After extraction, each task's episodes live at /tmp/raw_data/tasks/<TaskName>/. --source_episodes takes a list of episode directories — passing multiple tasks merges them into a single output dataset, with per-task language annotations preserved via --language_annotations_path:

python vla_foundry/data/preprocessing/preprocess_robotics_to_tar.py \
    --type "spartan" \                              # (1)!
    --source_episodes "[
        '/tmp/raw_data/tasks/BimanualPutRedBellPepperInBin/',
        '/tmp/raw_data/tasks/BimanualPlaceAppleFromBowlIntoBin/',
        '/tmp/raw_data/tasks/BimanualStackPlatesOnTableFromDryingRack/',
        ]" \                                        # (2)!

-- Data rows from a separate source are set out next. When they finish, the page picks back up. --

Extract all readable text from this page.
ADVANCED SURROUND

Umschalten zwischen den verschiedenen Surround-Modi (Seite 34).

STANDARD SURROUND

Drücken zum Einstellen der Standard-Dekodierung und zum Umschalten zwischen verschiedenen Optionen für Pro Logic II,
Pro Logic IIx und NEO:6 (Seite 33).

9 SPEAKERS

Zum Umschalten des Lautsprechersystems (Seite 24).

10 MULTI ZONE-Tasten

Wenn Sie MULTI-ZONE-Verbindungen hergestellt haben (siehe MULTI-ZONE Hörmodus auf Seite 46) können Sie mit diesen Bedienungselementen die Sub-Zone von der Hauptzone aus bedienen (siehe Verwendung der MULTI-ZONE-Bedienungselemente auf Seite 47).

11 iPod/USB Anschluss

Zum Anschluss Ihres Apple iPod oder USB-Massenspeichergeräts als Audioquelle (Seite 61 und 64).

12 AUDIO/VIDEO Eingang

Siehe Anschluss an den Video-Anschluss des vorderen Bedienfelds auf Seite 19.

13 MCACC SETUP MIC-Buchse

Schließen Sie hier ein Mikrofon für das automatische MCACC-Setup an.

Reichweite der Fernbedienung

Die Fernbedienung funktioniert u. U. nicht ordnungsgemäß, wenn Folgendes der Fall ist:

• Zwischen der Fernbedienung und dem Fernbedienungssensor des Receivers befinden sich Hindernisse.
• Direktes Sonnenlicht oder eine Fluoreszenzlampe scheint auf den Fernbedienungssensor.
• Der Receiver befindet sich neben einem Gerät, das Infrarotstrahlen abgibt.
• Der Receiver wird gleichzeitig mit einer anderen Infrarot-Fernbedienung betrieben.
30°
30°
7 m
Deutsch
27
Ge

    --output_dir /tmp/preprocessed/lbm_multitask/ \  # (3)!
    --camera_names "include vla_foundry/config_presets/data/lbm/lbm_data_camera_names_4cameras.yaml" \  # (4)!
    --language_annotations_path "vla_foundry/config_presets/data/lbm/lbm_language_annotations.yaml" \   # (5)!
    --action_fields_config_path "vla_foundry/config_presets/data/lbm/lbm_action_fields.yaml" \          # (6)!
    --data_discard_keys "include vla_foundry/config_presets/data/lbm/lbm_data_discard_key.yaml" \       # (7)!
    --samples_per_shard 100 \
    --config_path "vla_foundry/config_presets/data/robotics_preprocessing_params_1past_14future.yaml"
  1. Source format type — spartan for LBM Spartan simulation data.
  2. List of extracted Spartan task directories to merge into one output dataset. For single-task preprocessing, pass a 1-element list (e.g., ['/tmp/raw_data/tasks/BimanualPutRedBellPepperInBin/']). Swap in s3://... URIs to read remotely.
  3. Output directory for the processed tar shards (one unified manifest/stats across all input tasks). Swap in an S3 URI to write remotely.
  4. Camera names loaded from a YAML config preset using the include syntax.
  5. Path to a YAML file mapping tasks to language instructions (one file covers all tasks).
  6. Path to a YAML file specifying which action fields to extract.
  7. Keys to discard from the raw data during preprocessing.